Yes, so just from that stage, like you said the trend line perspective, I guess, top 5 for instance has grown slightly faster and there has been shown, I guess, in the doc side. So are we -- is there -- are these clients which you have added recently, would you see a lot more room for growth and the clients which had declined obviously at the bottom list. I guess some of the other financial services clients in any case?

S. D. Shibulal

So the clients move up-and-down but one interesting number I have is the number of million dollar clients. These are largely clients who we have added recently and that has gone up to $4.13 million. If I'm right, I don't have in front of me, but if I am right, I think there are 10 new clients in the $10 million range, which means that our new clients are definitely growing.

Mitali Ghosh - BofA Merrill Lynch, Research Division

Okay, I mean just -- sorry to pursue, but the clients which have declined in the last few quarters and maybe you want to comment on those? I mean, do you think some of this -- do you think some of this have reached the bottom now?

B. G. Srinivas

This is B.G. No secular trend. The quarter-on-quarter movement for some clients could be a put on, but in terms of previous ramp downs, which we saw in Q4 and Q1, that has definitely, what I have said, we have not seen any serious ramp downs in the last quarter.

Mitali Ghosh - BofA Merrill Lynch, Research Division

And just 2 quick questions for Bala. As you said, you can't escape us either. One is on the product side that has obviously seen some decline this quarter, and that this can be a lumpy business. But if you could give some comments on how you see the outlook over the next few quarters?

V. Balakrishnan

Well, I can escape you either. See, overall, we are seeing that the good trend in some of the markets, but in some of the markets like Europe needs to improve over the next few quarters. The deal cycles are longer. And also, the different revenue model in terms of pay-per-use kind of thing becoming more prevalent in some segments. So overall, we need to watch few more quarters. Otherwise right now, we see here we're pretty much on target for this year.

Mitali Ghosh - BofA Merrill Lynch, Research Division

Okay. So next several quarters, you would at least expect it to be somewhat stable?

V. Balakrishnan

We need to watch and comment about it after few quarters.

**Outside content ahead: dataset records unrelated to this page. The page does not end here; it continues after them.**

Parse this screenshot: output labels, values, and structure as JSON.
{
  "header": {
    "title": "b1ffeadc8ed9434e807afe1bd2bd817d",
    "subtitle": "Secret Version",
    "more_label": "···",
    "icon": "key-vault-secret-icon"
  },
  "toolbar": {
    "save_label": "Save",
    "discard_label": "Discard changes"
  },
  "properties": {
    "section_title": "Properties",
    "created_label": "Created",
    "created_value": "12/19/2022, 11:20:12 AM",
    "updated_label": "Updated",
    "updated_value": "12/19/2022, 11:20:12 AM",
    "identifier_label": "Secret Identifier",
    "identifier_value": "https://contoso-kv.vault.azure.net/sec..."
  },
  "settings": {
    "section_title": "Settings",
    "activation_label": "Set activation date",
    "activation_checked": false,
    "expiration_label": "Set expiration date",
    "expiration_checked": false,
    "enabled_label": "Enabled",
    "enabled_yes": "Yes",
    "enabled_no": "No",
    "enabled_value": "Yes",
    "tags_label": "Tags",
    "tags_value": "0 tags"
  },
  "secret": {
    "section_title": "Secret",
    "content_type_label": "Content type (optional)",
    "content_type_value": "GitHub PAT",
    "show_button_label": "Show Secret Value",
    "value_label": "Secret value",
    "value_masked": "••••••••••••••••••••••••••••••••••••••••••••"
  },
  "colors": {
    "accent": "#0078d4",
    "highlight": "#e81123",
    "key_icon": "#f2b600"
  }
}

Mitali Ghosh - BofA Merrill Lynch, Research Division

Right, sure. And one last question in terms of BPO, which saw a bit of decline, what is that looking like?

V. Balakrishnan

Yes, it's on here. The decline is very marginal. But it's because of the fact that the clients that we acquired in the last quarter are now in a transition stage. But having said that, the growth is fairly robust. This is clearly the first half, the most competitive fiscal of last 6 months of last year, the growth is about 17.5%. So good client acquisitions this quarter. We have had 5 new clients joining in. And we believe that they would all start to get transitioned in the third and fourth quarter.

Operator

As there are no further questions from the participants. I now hand the conference back to Mr. Sandeep Mahindroo for closing comments.

Sandeep Mahindroo

Thanks, everyone, for joining us in this call. We look forward to talking to you again during the course of the quarter or meeting you at one of the conferences. Thanks, and have a good day.

Operator

Thank you, members of the management team. Ladies and gentlemen, that concludes this conference call. Thank you for joining us, and you may now disconnect your lines. Thank you.